Le flic et l’homme essaient de se rappeler la chaleur intense de son corps, son parfum et l’infinie fraîcheur de ses baisers, mais des barreaux filtrants refoulent le meilleur pour laisser passer le pire. Ici, l’air empeste la charogne consumée, l’atmosphère écrasante empêcherait un papillon de s’envoler. Ici, le mal appelle le mal, la cruauté engendre la bestialité, la science bafoue la foi et ce qui fait que l’homme est avant tout un homme. Ici, au travers de ces aiguilles de lumière artificielle, tout est noir comme au fond d’un cercueil.

… Troisième temps. Ouverture de l’estomac le long de la grande courbure pour examen et conservation de son contenu. Prélèvements : foie, rate, pancréas, intestins, reins.

Inspection des organes génitaux internes chez la femme… Après éviscération, examen de l’ensemble du squelette à la recherche de toutes les lésions osseuses…

À bien y réfléchir, quand je me surprenais à espérer que le cadavre apporterait un point final à mes propres tourments par ses révélations, je ne valais pas mieux que le pire des criminels…

* *

*

Les hommes se posaient beaucoup de questions sur la vie privée de Stanislas Van de Veld, l’un des légistes – le meilleur – de l’Institut médico-légal de Paris. Certains le soupçonnaient de fantasmer sur les cadavres qui se succédaient sur sa table de dissection, d’éprouver l’attirance du nécrophile pour le morbide et les chairs putréfiées, alors que d’autres, à le voir enfermé dans son caveau de faïence nuit et jour, le considéraient comme un animal des Ténèbres, une bête repliée dans les profondeurs lugubres de la science poussée à l’extrême.

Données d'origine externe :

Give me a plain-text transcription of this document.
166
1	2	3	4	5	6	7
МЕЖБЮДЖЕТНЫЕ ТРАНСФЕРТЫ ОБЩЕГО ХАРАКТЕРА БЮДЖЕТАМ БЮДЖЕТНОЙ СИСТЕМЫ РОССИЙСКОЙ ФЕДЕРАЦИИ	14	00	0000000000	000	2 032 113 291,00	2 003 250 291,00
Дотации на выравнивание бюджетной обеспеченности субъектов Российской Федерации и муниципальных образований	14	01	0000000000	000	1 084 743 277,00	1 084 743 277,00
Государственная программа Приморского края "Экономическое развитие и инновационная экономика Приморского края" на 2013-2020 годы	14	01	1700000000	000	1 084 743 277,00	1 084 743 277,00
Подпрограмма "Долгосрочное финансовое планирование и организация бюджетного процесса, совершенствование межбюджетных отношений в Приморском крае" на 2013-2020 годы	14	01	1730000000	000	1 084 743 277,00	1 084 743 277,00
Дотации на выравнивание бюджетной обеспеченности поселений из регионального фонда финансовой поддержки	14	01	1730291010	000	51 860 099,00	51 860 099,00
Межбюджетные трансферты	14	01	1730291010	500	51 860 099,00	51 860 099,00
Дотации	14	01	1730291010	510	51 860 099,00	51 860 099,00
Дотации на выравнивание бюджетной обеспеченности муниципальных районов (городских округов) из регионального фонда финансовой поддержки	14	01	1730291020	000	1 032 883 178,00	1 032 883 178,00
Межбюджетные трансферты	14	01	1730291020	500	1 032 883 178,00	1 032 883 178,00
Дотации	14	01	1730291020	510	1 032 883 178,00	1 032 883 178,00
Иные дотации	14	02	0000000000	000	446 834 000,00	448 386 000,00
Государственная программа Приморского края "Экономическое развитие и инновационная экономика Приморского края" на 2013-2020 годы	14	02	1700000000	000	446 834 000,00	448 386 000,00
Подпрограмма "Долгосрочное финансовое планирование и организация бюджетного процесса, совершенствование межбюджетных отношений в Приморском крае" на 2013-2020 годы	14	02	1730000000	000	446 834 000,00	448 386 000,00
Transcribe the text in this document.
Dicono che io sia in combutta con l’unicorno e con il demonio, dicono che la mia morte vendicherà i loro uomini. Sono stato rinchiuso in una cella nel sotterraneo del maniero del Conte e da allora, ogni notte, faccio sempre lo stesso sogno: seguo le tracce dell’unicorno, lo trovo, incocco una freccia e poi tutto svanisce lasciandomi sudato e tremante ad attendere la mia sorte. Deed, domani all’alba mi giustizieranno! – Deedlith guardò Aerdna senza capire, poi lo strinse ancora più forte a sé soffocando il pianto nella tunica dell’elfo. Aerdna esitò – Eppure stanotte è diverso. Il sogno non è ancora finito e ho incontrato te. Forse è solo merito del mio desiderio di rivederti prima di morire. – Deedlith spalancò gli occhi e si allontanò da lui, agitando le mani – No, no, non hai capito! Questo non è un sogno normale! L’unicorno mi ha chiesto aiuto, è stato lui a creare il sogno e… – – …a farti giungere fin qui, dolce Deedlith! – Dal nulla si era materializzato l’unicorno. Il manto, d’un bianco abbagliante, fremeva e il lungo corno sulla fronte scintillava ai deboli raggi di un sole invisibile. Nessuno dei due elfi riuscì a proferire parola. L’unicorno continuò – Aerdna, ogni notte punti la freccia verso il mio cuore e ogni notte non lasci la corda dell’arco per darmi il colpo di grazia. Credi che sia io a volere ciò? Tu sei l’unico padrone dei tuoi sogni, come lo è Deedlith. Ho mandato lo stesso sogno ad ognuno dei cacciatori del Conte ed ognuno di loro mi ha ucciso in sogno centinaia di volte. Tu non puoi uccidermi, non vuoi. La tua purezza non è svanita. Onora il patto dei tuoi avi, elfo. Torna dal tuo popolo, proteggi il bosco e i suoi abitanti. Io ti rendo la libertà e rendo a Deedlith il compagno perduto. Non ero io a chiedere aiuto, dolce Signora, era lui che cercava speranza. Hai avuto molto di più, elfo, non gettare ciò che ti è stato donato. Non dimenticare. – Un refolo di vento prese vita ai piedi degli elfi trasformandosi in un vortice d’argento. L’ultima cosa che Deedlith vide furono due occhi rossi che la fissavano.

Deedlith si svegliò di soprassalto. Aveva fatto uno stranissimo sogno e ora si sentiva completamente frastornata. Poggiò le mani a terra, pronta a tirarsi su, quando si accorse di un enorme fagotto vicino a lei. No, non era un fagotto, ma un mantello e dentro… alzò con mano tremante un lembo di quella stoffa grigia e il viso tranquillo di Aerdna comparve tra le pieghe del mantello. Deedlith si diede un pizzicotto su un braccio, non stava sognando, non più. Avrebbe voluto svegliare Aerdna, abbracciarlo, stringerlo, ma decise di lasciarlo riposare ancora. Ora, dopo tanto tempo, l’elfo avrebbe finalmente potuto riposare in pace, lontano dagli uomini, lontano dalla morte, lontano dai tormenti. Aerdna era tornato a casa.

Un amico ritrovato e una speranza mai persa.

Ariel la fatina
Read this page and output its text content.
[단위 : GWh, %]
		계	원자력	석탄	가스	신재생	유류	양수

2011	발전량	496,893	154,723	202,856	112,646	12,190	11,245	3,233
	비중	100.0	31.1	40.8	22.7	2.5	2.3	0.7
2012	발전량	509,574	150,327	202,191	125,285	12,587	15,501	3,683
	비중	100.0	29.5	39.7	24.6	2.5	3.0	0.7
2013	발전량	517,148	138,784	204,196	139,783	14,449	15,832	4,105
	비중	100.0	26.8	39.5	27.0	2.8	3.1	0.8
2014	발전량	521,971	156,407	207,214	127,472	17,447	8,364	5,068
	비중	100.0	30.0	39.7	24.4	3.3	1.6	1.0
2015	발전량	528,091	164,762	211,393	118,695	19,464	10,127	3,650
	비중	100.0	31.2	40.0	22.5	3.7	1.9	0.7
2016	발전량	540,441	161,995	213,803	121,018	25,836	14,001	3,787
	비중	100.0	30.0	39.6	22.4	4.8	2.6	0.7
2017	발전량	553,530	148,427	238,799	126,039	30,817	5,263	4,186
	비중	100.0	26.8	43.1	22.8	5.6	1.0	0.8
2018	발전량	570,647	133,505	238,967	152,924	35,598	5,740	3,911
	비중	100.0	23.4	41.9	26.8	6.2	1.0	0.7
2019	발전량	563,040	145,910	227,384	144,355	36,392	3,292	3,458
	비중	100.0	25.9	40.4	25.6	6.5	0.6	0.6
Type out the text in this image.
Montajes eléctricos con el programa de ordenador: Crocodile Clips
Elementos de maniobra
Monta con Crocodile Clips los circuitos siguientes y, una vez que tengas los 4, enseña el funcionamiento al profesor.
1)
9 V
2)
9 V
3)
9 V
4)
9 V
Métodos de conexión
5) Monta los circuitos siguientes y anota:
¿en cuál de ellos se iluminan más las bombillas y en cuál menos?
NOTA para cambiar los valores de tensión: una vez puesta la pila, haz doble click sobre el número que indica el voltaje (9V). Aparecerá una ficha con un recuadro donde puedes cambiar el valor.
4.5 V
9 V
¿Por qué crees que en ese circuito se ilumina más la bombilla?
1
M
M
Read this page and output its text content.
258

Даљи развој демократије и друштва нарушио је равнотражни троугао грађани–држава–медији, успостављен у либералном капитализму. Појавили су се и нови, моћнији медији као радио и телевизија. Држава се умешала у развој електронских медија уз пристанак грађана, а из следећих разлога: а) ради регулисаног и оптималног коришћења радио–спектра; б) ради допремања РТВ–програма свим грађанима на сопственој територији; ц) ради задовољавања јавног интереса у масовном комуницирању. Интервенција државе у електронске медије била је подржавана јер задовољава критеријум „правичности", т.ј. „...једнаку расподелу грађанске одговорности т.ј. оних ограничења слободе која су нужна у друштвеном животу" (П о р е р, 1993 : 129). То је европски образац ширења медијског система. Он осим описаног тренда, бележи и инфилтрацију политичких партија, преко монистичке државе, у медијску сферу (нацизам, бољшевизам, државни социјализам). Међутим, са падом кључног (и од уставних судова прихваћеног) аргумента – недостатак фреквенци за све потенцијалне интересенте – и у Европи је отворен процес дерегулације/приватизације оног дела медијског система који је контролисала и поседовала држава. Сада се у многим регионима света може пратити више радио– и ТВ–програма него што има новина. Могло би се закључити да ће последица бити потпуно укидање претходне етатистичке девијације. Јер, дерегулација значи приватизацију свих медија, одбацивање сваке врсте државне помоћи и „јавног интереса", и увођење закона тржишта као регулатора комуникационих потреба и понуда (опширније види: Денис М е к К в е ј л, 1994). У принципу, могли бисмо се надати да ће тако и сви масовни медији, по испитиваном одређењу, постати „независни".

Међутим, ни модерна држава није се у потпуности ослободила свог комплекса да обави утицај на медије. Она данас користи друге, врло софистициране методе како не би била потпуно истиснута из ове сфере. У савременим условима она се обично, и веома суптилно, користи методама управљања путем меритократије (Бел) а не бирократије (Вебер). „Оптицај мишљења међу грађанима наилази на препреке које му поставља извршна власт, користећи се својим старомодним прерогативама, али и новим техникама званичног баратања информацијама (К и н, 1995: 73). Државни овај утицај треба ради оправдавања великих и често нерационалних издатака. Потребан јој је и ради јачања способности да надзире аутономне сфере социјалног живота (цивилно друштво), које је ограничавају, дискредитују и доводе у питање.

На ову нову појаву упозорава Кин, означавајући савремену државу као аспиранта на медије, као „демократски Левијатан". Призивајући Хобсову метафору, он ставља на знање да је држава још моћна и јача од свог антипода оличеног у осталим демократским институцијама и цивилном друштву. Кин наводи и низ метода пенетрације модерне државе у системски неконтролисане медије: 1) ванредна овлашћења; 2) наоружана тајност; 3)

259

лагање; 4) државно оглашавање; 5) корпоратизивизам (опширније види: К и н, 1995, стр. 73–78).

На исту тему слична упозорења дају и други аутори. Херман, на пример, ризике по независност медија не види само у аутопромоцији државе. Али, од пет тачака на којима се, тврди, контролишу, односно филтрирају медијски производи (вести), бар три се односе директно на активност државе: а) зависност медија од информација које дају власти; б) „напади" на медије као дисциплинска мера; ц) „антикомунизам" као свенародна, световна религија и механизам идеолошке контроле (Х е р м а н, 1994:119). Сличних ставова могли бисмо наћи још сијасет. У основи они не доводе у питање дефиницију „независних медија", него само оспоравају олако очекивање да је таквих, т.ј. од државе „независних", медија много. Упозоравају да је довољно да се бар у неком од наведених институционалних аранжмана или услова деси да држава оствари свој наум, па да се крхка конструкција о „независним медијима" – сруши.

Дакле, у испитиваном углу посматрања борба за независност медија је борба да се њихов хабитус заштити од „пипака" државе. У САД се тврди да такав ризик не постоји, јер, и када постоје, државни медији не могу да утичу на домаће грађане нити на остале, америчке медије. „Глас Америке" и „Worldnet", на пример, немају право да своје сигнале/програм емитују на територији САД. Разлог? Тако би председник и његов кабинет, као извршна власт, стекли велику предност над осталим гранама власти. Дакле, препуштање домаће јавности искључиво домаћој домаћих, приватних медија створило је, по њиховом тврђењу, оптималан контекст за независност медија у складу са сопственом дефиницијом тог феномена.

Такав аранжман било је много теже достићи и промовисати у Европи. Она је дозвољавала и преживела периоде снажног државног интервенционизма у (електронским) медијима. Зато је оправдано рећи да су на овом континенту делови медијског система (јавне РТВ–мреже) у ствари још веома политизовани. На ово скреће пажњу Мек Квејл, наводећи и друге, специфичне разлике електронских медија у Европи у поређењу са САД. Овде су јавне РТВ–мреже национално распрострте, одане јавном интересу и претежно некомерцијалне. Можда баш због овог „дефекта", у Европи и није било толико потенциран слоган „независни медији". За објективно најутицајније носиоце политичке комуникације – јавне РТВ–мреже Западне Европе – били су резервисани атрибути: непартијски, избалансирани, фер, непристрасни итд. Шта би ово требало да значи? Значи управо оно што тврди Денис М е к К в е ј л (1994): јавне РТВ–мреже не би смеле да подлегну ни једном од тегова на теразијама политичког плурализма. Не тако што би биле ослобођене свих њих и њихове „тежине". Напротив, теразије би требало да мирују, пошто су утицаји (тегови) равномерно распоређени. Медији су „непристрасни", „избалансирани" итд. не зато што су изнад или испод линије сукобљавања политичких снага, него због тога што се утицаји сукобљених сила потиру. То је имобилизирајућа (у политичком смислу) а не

Personnellement, en dépit des langues de vipère, je le regardais, avec ses billes noir de jais plantées sur son visage buriné, sa barbichette aux angles parfaits, comme un professionnel en quête de vérité, un inquisiteur des temps modernes qui dépouillait les apparences pour en extraire la moelle cachée. Un scientifique aux mêmes motivations que moi.

Le lieutenant Sibersky se rangea à mes côtés, la base des narines blanche d’antiseptique, le visage ramifié d’inquiétude jusque dans ses plus insignifiantes ridules. La nudité bourgeonnante du cadavre, les eaux usées qui coulaient le long de la table jusqu’au plateau inférieur d’évacuation, le couvraient d’une pelisse d’effroi.

Un autre médecin, voûté au fond de la salle, marmonnait dans un dictaphone, la joue écrasée dans une main. Il nous salua d’un geste empreint d’une profonde fatigue.

Je déposai à proximité d’une balance pèse-organes un paquet de graines de sésame. « C’est pour vous. Vous les mangerez plus tard… »

Van de Veld me décocha un sourire de légiste, presque glacial. « Merci. Messieurs, j’ai une tonne de bonnes choses à vous annoncer. Ce cadavre est une mine d’or. »

La comparaison me parut déplacée. Un peu comme un type qui arrive à un enterrement avec un costume vif en lançant un truc du genre, je lui avais pourtant dit de ne pas prendre la route ce soir-là.